Feb 15, 2005 12:17
i need to go.
somewhere. anywhere. i need a vacation or an expedition.
i am getting sick of myself and the mundane chores that has become my life. i am falling into a rut and thinking that i just need to 'get by'. i am failing to realize that this is my life.
fuck.
and although i am single i wasn't as upset about valentine's day as i thought i was going to be. valentine's day was never really a big deal for me, why should you appreciate your loved one on one specific day? i think it means so much more if there were no expectations. but whatever.

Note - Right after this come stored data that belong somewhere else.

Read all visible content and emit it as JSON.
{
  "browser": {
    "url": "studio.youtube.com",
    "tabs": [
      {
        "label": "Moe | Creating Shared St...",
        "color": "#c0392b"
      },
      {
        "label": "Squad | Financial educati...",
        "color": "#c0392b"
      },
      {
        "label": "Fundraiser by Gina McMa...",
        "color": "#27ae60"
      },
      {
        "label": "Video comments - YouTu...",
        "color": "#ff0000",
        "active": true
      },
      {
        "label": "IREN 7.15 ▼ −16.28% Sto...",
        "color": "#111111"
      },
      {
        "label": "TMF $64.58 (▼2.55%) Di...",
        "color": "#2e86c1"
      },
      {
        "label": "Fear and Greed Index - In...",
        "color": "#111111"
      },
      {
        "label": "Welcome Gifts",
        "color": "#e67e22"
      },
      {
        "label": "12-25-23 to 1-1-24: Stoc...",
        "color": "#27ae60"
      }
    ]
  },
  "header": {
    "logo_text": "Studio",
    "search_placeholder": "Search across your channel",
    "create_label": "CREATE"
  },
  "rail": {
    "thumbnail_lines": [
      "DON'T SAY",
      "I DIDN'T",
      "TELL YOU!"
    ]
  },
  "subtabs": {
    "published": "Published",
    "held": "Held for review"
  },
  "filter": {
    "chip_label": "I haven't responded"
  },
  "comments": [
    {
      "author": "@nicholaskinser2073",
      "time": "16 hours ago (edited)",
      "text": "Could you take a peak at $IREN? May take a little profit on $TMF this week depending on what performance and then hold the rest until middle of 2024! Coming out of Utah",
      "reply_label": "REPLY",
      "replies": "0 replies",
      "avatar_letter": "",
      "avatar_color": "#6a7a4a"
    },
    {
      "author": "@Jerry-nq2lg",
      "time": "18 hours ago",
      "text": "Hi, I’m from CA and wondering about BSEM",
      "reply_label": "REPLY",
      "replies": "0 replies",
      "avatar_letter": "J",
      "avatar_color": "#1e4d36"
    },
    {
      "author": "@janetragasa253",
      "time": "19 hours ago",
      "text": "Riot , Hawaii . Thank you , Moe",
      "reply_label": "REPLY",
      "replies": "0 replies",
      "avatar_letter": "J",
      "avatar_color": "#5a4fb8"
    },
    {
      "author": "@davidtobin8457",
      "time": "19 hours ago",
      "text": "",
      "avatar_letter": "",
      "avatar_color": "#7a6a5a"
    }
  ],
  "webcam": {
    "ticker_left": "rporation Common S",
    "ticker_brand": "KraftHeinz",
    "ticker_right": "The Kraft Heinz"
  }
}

i know there are people that love me. and i got amazing cookies from my parents so that makes everything a little bit better. :) and also, i like these moments of single-ness (eventhough i say i hate them). i am really not all that jealous of people that have relationships (i just miss kisses and cuddling). i don't have time for a boyfriend. i have a life. i like flirting with random people and daring myself to make eyes at people on the street. i like making fun of all the mushy stuff that shawn does for emily because above all they are cute, i have to admit that. both of those people are so fucking adorable i can't stand it. i just need to learn how to love being single. and that's slowly happening. slowly.
i am sick of people lying to me (including myself).
winter changes me into someone i hate. but february is a short month. and then march comes with spring break. and then april is hopefully going to be beautiful. and then school ends, and then summer. and then my life begins to get more intense...sort of.